Though women are still fairly rare in math and physics departments, the situation is improving, and Catlla says that she never felt any blatant discrimination, though did notice subtle things, such as an occasionally inappropriate comment.
"It’s so much more subtle. It has to do with feeling very singled out. There were math and physics courses I took where I was the only woman. You might have a question, and you’re sitting there, thinking to yourself, “is this a stupid question?” And then, if I ask the stupid question, I’m not just the person who asked the stupid question, I’m the woman who asked the stupid question. And so I think that that kind of pressure, I’ve definitely felt many times.”
When she’s not at work, Catlla relaxes by doing yoga. “I love yoga. The very first thing I want to do when I get off in the evening, I want to do yoga.”
She has also been an active volunteer. Before she moved to North Carolina, she volunteered at a woman’s shelter, helping women with practical matters and providing emotional support. “I loved it.

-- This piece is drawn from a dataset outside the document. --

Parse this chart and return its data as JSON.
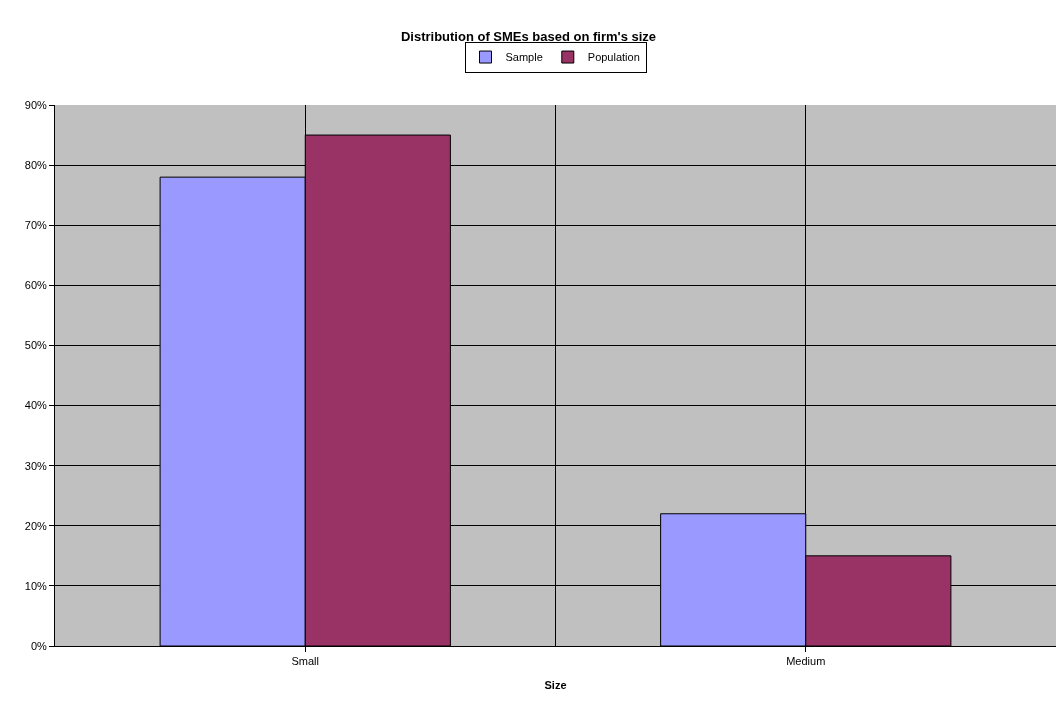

At one point I even considered changing careers. I have so much admiration for people who work in places like that,” she says.
Catlla is also a “politics junkie,” who frequently reads political blogs and has toyed with the idea of being a poll worker. She’s written numerous letters to her congressmen. And through the American Physical Society, she had the opportunity to lobby for increased funding for science. “To me that’s not a hobby, that’s an obligation of every scientist,” she says. “Scientists have an obligation to make sure the community is aware of what science is and the contributions that it makes.”